Entropy driven stability of chiral single-walled carbon nanotubes

TL;DR

This paper presents a thermodynamic model explaining how entropy influences the stability and chirality of single-walled carbon nanotubes during growth, aiding in the development of selective synthesis methods.

Contribution

It introduces a thermodynamic framework linking interfacial energies, temperature, and nanotube chirality, incorporating entropy effects to predict growth outcomes.

Findings

Chirality can be driven by configurational entropy of the nanotube edge.

Temperature influences the distribution of chiralities during growth.
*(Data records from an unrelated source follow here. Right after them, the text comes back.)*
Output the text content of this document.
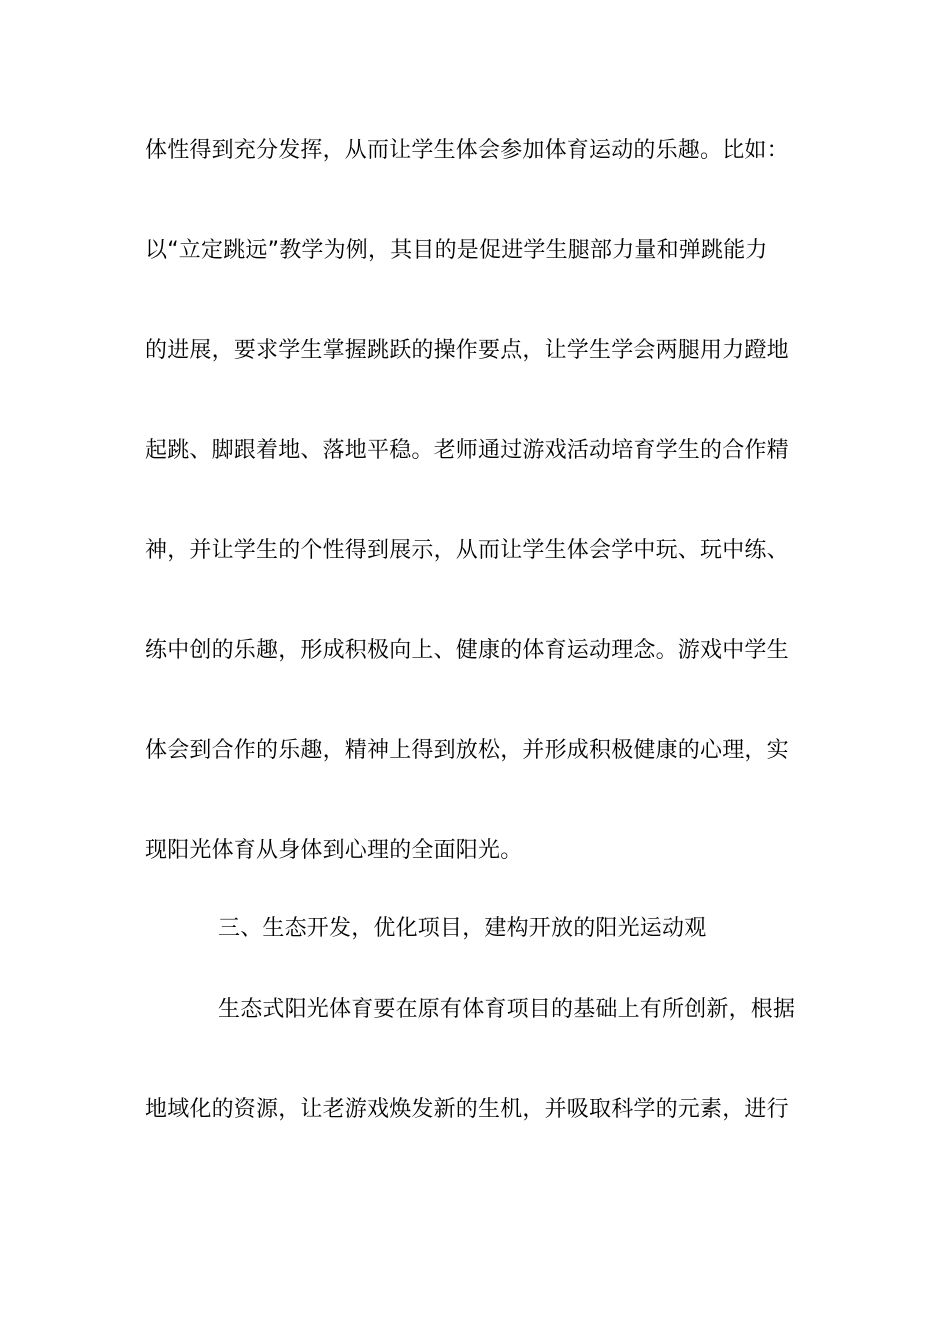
体性得到充分发挥，从而让学生体会参加体育运动的乐趣。比如：
以“立定跳远”教学为例，其目的是促进学生腿部力量和弹跳能力
的进展，要求学生掌握跳跃的操作要点，让学生学会两腿用力蹬地
起跳、脚跟着地、落地平稳。老师通过游戏活动培育学生的合作精
神，并让学生的个性得到展示，从而让学生体会学中玩、玩中练、
练中创的乐趣，形成积极向上、健康的体育运动理念。游戏中学生
体会到合作的乐趣，精神上得到放松，并形成积极健康的心理，实
现阳光体育从身体到心理的全面阳光。
三、生态开发，优化项目，建构开放的阳光运动观
生态式阳光体育要在原有体育项目的基础上有所创新，根据
地域化的资源，让老游戏焕发新的生机，并吸取科学的元素，进行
Structural maps and phase diagrams guide catalyst and parameter selection.

Abstract

Single-walled carbon nanotubes are hollow cylinders, that can grow centimeters long by carbon incorporation at the interface with a catalyst. They display semi-conducting or metallic characteristics, depending on their helicity, that is determined during their growth. To support the quest for a selective synthesis, we develop a thermodynamic model, that relates the tube-catalyst interfacial energies, temperature, and the resulting tube chirality. We show that nanotubes can grow chiral because of the configurational entropy of their nanometer-sized edge, thus explaining experimentally observed temperature evolutions of chiral distributions. Taking the chemical nature of the catalyst into account through interfacial energies, structural maps and phase diagrams are derived, that will guide a rational choice of a catalyst and growth parameters towards a better selectivity.